Die Lage der Wohnung ist für Digital Natives nicht kompensierbar

Die Lage der Wohnung ist für Digital Natives nicht kompensierbar

Studentischer Beitrag aus dem MAS Immobilienmanagement

Die Ansprüche der Digital Natives werden die Entwicklung und Ausrichtung im Wohnungsmarkt der Zukunft stark beeinflussen. Wohnungen an urbanen Lagen sind die beliebtesten Orte, an denen Digital Natives leben wollen. Trotz der verhältnismässig hohen Mieten in den Städten zieht es immer mehr junge Personen in die Zentren der Schweiz. Dies bietet ein grosses Potenzial für neue Wohnformen, wie Microapartments oder Co-Living.

Von Pascal Schnyder und Fabian Romano

Noch vor ein paar Jahren war das Einfamilienhaus auf dem Land für viele erstrebenswert. Dieser Trend hat mit den Digital Natives gedreht und qualitativ hochwertige Wohnungen in der Stadt wurden begehrenswert. Vernetztes Wohnen mit mehr Lebensqualität an zentralen Lagen ist im Schweizer Immobilienmarkt zu einem Modell mit überdurchschnittlichem Potenzial geworden.

Die Unterscheidung der Digital Natives

Grundsätzlich unterscheidet man bei den Digital Natives zwischen der Generation Y und der Generation Z. Zu der Generation Y gehören Personen, geboren zwischen 1980 und 2000, zu der Generation Z, Personen geboren zwischen 2000 und 2019.

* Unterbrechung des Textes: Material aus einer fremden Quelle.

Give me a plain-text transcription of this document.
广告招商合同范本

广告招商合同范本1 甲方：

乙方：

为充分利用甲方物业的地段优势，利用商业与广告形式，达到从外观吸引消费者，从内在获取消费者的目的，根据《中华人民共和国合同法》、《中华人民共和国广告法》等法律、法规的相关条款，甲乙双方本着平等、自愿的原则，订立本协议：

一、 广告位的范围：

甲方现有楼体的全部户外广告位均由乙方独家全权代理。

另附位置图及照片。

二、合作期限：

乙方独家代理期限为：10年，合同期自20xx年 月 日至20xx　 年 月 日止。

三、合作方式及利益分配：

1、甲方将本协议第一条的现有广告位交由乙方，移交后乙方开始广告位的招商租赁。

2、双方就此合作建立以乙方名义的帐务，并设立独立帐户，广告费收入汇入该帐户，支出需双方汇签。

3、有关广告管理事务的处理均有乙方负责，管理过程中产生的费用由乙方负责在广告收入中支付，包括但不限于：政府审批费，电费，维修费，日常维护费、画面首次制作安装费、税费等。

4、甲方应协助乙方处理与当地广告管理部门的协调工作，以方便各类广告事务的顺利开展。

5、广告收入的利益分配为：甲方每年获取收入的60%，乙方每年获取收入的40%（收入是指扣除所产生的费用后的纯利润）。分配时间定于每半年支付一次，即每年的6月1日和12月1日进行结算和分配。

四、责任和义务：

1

Die Generation Y ist in der digitalen Welt aufgewachsen und hat die grössten Sprünge in der Technik miterlebt. Was sie jedoch von der Generation Z unterscheidet ist, dass sie noch von der analogen Welt und somit eine Welt ohne Smartphone kennen. Anders als bei der Generation Y bestimmt in der Generation Z die digitale Welt ihren Alltag. Die Ansprüche an die Wohnform der Zukunft werden sich daher auch innerhalb der Digital Natives nach Lage, Kosten und Wohnformen unterscheiden. (IMMOMIG AG, 2017)

Lage vor Kosten

In den nächsten Jahren müssen vermehrt Wohnungen in den Zentren erstellt werden, um den Bedürfnissen der Digital Natives gerecht zu werden. Mit der Reduktion der Wohnflächen pro Wohnungseinheit können die Kosten für die Mieter verringert werden. Somit können sich mehr Personen das Leben an zentralen Lagen leisten. Mehrere kleine Wohnungen erzielen einen höheren Ertrag als eine grosse Wohnung auf der gleichen Fläche. (Prof. Dr. Hans-Rudolf Schalcher, 2017)

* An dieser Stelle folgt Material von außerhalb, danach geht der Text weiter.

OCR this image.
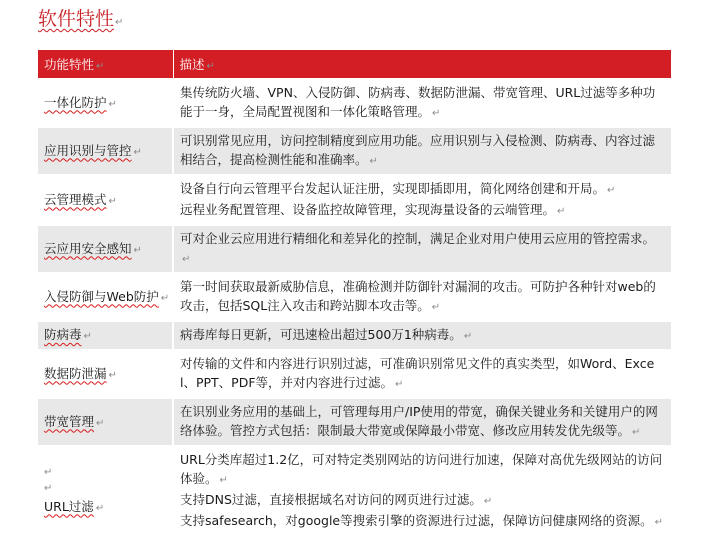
软件特性↵
功能特性 ↵	描述 ↵
一体化防护 ↵	集传统防火墙、VPN、入侵防御、防病毒、数据防泄漏、带宽管理、URL过滤等多种功能于一身，全局配置视图和一体化策略管理。 ↵

应用识别与管控 ↵	可识别常见应用，访问控制精度到应用功能。应用识别与入侵检测、防病毒、内容过滤相结合，提高检测性能和准确率。 ↵

云管理模式 ↵	设备自行向云管理平台发起认证注册，实现即插即用，简化网络创建和开局。 ↵
远程业务配置管理、设备监控故障管理，实现海量设备的云端管理。 ↵

云应用安全感知 ↵	可对企业云应用进行精细化和差异化的控制，满足企业对用户使用云应用的管控需求。↵

入侵防御与Web防护 ↵	第一时间获取最新威胁信息，准确检测并防御针对漏洞的攻击。可防护各种针对web的攻击，包括SQL注入攻击和跨站脚本攻击等。 ↵

防病毒 ↵	病毒库每日更新，可迅速检出超过500万1种病毒。 ↵

数据防泄漏 ↵	对传输的文件和内容进行识别过滤，可准确识别常见文件的真实类型，如Word、Excel、PPT、PDF等，并对内容进行过滤。 ↵

带宽管理 ↵	在识别业务应用的基础上，可管理每用户/IP使用的带宽，确保关键业务和关键用户的网络体验。管控方式包括：限制最大带宽或保障最小带宽、修改应用转发优先级等。 ↵

↵
↵
URL过滤 ↵	URL分类库超过1.2亿，可对特定类别网站的访问进行加速，保障对高优先级网站的访问体验。 ↵
支持DNS过滤，直接根据域名对访问的网页进行过滤。 ↵
支持safesearch，对google等搜索引擎的资源进行过滤，保障访问健康网络的资源。 ↵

Wohnliegenschaften werden am Markt vorbeigebaut

Das Angebot im Mietwohnungsmarkt übersteigt seit Jahren die Nachfrage. Immobilienentwickler sind vorsichtiger geworden, weshalb Baubewilligungsgesuche rücklaufend sind. Wie in Abbildung 2 ersichtlich, wird immer noch zu viel und am falschen Orten gebaut. In den ländlichen Gemeinden stehen die Wohnungen leer. Jedoch ist die Bautätigkeit vielerorts hoch. Die Bauaktivitäten in der Stadt sind derzeit leicht zunehmend. Diese reichen aber nicht aus, um die stark steigende Nachfrage auf dem Markt zu bedienen. In den Grosszentren fanden lediglich 11.7% von 2017-2019 der Bautätigkeit statt.

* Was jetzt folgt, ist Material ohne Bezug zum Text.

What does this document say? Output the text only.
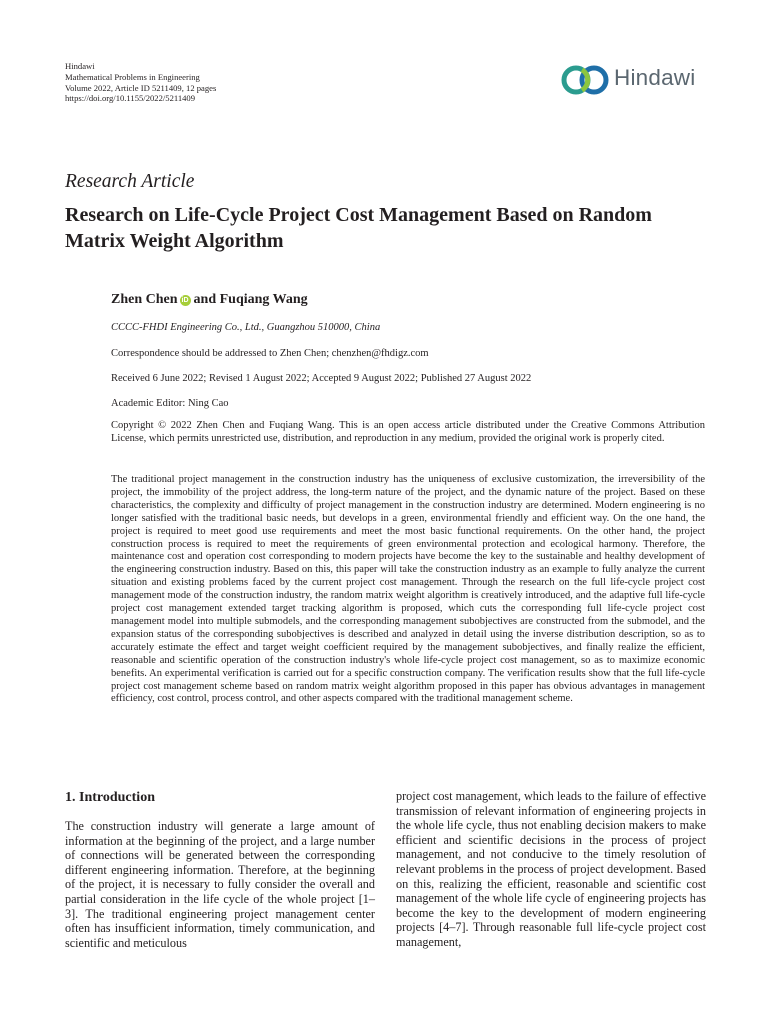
Hindawi
Mathematical Problems in Engineering
Volume 2022, Article ID 5211409, 12 pages
https://doi.org/10.1155/2022/5211409
Hindawi
Research Article
Research on Life-Cycle Project Cost Management Based on Random Matrix Weight Algorithm
Zhen Chen iD and Fuqiang Wang
CCCC-FHDI Engineering Co., Ltd., Guangzhou 510000, China
Correspondence should be addressed to Zhen Chen; chenzhen@fhdigz.com
Received 6 June 2022; Revised 1 August 2022; Accepted 9 August 2022; Published 27 August 2022
Academic Editor: Ning Cao
Copyright © 2022 Zhen Chen and Fuqiang Wang. This is an open access article distributed under the Creative Commons Attribution License, which permits unrestricted use, distribution, and reproduction in any medium, provided the original work is properly cited.
The traditional project management in the construction industry has the uniqueness of exclusive customization, the irreversibility of the project, the immobility of the project address, the long-term nature of the project, and the dynamic nature of the project. Based on these characteristics, the complexity and difficulty of project management in the construction industry are determined. Modern engineering is no longer satisfied with the traditional basic needs, but develops in a green, environmental friendly and efficient way. On the one hand, the project is required to meet good use requirements and meet the most basic functional requirements. On the other hand, the project construction process is required to meet the requirements of green environmental protection and ecological harmony. Therefore, the maintenance cost and operation cost corresponding to modern projects have become the key to the sustainable and healthy development of the engineering construction industry. Based on this, this paper will take the construction industry as an example to fully analyze the current situation and existing problems faced by the current project cost management. Through the research on the full life-cycle project cost management mode of the construction industry, the random matrix weight algorithm is creatively introduced, and the adaptive full life-cycle project cost management extended target tracking algorithm is proposed, which cuts the corresponding full life-cycle project cost management model into multiple submodels, and the corresponding management subobjectives are constructed from the submodel, and the expansion status of the corresponding subobjectives is described and analyzed in detail using the inverse distribution description, so as to accurately estimate the effect and target weight coefficient required by the management subobjectives, and finally realize the efficient, reasonable and scientific operation of the construction industry's whole life-cycle project cost management, so as to maximize economic benefits. An experimental verification is carried out for a specific construction company. The verification results show that the full life-cycle project cost management scheme based on random matrix weight algorithm proposed in this paper has obvious advantages in management efficiency, cost control, process control, and other aspects compared with the traditional management scheme.
1. Introduction
The construction industry will generate a large amount of information at the beginning of the project, and a large number of connections will be generated between the corresponding different engineering information. Therefore, at the beginning of the project, it is necessary to fully consider the overall and partial consideration in the life cycle of the whole project [1–3]. The traditional engineering project management center often has insufficient information, timely communication, and scientific and meticulous
project cost management, which leads to the failure of effective transmission of relevant information of engineering projects in the whole life cycle, thus not enabling decision makers to make efficient and scientific decisions in the process of project management, and not conducive to the timely resolution of relevant problems in the process of project development. Based on this, realizing the efficient, reasonable and scientific cost management of the whole life cycle of engineering projects has become the key to the development of modern engineering projects [4–7]. Through reasonable full life-cycle project cost management,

Eine Quadratmetermiete in der Stadt ist doppelt so hoch wie auf dem Land

Eine gleichwertige Wohnung in der Stadt kostet mehr als doppelt so viel wie eine auf dem Land. Allein der Unterschied von dem Stadtkern zu den peripheren Lagen ist erheblich. In Abbildung 3 ist ersichtlich, dass ein Quadratmeter in der Stadt Zürich rund 320.- im Jahr kostet. Wohingegen für den Quadratmeter in Buchs ZH «nur» 240.- gezahlt wird. Das gleiche Bild zeigt sich bei den Städten Bern und Genf. In Basel haben die Gemeinden Riehen und Bettingen das gleiche Niveau wie die Stadt. Dies ist auf den grossen Druck der Stadt und das Mietgesetzt zurückzuführen.

Abbildung 2: Vergleich Quadratmeterpreise; eigene Darstellung (Daten von Fahrländer Partner AG)

Wandel der beruflichen Bedürfnisse führt zu Angebotsengpässen

Früher war die Berufslehre die meist getätigte Erstausbildung. Heute sind vielfach junge Leute nicht mehr für eine Lehre als Grundausbildung zu begeistern. Um sich langfristig finanziell absichern zu können, ist das Studium oftmals die verlockendere Alternative. Wie in Abbildung 4 ersichtlich, hat die Zahl der Leute mit Fachhochschul- oder Universität-Abschluss gegenüber jener, die eine Berufslehre absolvieren, stark zugenommen. (Veronica DeVore, 2014)


Abbildung 3: Studenten in der Schweiz nach Ausbildungs-Typus (swissinfo.ch)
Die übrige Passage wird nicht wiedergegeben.